The NHA’s vice-president of medicine, David Butcher, says he is not aware of any other cases of fatal overdoses, or revocations of licenses to practise due to impairment on the job, among healthcare professionals in Northern Health. If the NHA had such data, it wouldn’t necessarily be disclosed. “If we were commenting at all, it would be to our board,” explains Butcher.

But concern at the NHA for employee health remains paramount, says Butcher, particularly if it impairs the ability to care for patients. “As an employer … we have to make sure that our staff have access to treatment options and are aware of these.”

The NHA offers confidential referrals to help through Employee Assistance Programs. It maintains links to external programs such as the Physicians Health Program co-ordinated by Farnan. And in smaller communities where confidentiality can be more of a challenge, the NHA can sometimes arrange for caregivers to be brought in from elsewhere.

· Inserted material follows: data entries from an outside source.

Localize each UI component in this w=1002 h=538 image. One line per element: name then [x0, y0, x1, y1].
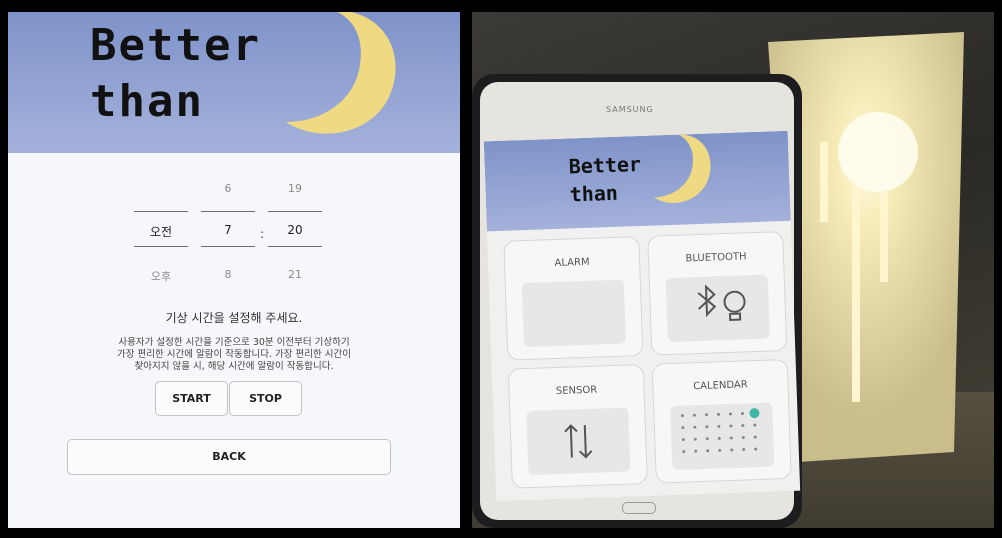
- ampm-next[interactable]: 오후: [134, 268, 188, 284]
- minute-divider-top: [268, 211, 322, 212]
- alarm-tile-preview: [521, 279, 626, 348]
- calendar-tile-label: CALENDAR: [693, 379, 748, 393]
- minute-divider-bottom: [268, 246, 322, 247]
- start-button[interactable]: START: [155, 381, 228, 416]
- minute-prev[interactable]: 19: [268, 182, 322, 195]
- bluetooth-tile[interactable]: BLUETOOTH: [647, 231, 788, 356]
- hour-selected[interactable]: 7: [201, 223, 255, 237]
- tablet-screen: Better than ALARM BLUETOOTH SENSOR CALEN…: [483, 130, 801, 502]
- tablet-face: SAMSUNG Better than ALARM BLUETOOTH SENS…: [480, 82, 801, 520]
- bluetooth-tile-preview: [665, 274, 770, 343]
- sensor-tile-label: SENSOR: [555, 384, 598, 398]
- tablet-device: SAMSUNG Better than ALARM BLUETOOTH SENS…: [472, 74, 802, 528]
- alarm-tile-label: ALARM: [554, 256, 590, 270]
- calendar-tile[interactable]: CALENDAR: [651, 358, 792, 484]
- calendar-grid-icon: [681, 408, 760, 454]
- up-down-arrows-icon: [564, 424, 593, 459]
- sensor-tile-preview: [526, 407, 631, 476]
- crescent-moon-icon: [286, 12, 396, 134]
- stop-button[interactable]: STOP: [229, 381, 302, 416]
- hour-divider-top: [201, 211, 255, 212]
- app-title-line1: Better: [90, 20, 261, 71]
- tablet-brand: SAMSUNG: [606, 105, 654, 114]
- screen-moon-icon: [653, 134, 711, 203]
- time-separator: :: [260, 227, 265, 241]
- back-button[interactable]: BACK: [67, 439, 391, 475]
- screen-title-line1: Better: [568, 151, 642, 179]
- minute-selected[interactable]: 20: [268, 223, 322, 237]
- hour-prev[interactable]: 6: [201, 182, 255, 195]
- app-header-banner: Better than: [8, 12, 460, 153]
- ampm-selected[interactable]: 오전: [134, 223, 188, 240]
- app-title-line2: than: [90, 76, 204, 127]
- hour-divider-bottom: [201, 246, 255, 247]
- bluetooth-tile-label: BLUETOOTH: [685, 251, 747, 265]
- calendar-tile-preview: [670, 402, 775, 471]
- ampm-divider-bottom: [134, 246, 188, 247]
- hour-next[interactable]: 8: [201, 268, 255, 281]
- bluetooth-bulb-icon: [697, 284, 746, 321]
- device-photo: SAMSUNG Better than ALARM BLUETOOTH SENS…: [472, 12, 994, 528]
- alarm-screen: Better than 오후 오전 6 7 8 : 19 20 21 기상 시간…: [8, 12, 460, 528]
- alarm-tile[interactable]: ALARM: [503, 236, 644, 361]
- sensor-tile[interactable]: SENSOR: [507, 363, 648, 489]
- ampm-divider-top: [134, 211, 188, 212]
- tablet-home-button[interactable]: [622, 502, 656, 514]
- screen-title-line2: than: [569, 180, 619, 207]
- alarm-description-line3: 찾아지지 않을 시, 해당 시간에 알람이 작동합니다.: [134, 361, 334, 372]
- screen-header-banner: Better than: [483, 130, 791, 232]
- minute-next[interactable]: 21: [268, 268, 322, 281]
- alarm-prompt: 기상 시간을 설정해 주세요.: [165, 311, 303, 325]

In any case, Butcher says he doesn’t believe there’s any “systemic problem” of intoxication of healthcare professionals.

“[They] are subject to all the concerns, including addiction, that the rest of population is,” he concludes.

  1. NHA’s vice-president of medicine, David Butcher, told Northword that he does not know whether the Sept. 2, 2004 memo, which states that the nurse used patches that were “removed from patients,” accurately describes what happened. He said the statement was “based on an assumption,” which has neither been confirmed nor refuted by information from the coroner’s report. Butcher indicated the memo was “not an official NHA memo…[but] may have been distributed on NHA letterhead,” and later added that it was “appropriately sent by a Bulkley Valley District Hospital pharmacist as a policy directive to staff.”
  2. Source: 1999 U.S. National Household Survey on Drug Abuse.
  3. The Physicians Health Program, co-sponsored by the B.C. Medical Association and B.C. College of Physicians and Surgeons, provides confidential help for physicians dealing with addictions and other issues.
  4. A new policy regarding the disposal of Fentanyl was approved and circulated by the NHA in late August 2004. According to NHA vice-president of medicine David Butcher, the lag of nearly two years between the nurse’s death and the communication of the new policy was due to the fact that the coroner’s report was completed in April 2004, then forwarded to professional organizations such as the College of Physicians and Surgeons, before making its way through NHA policy processes.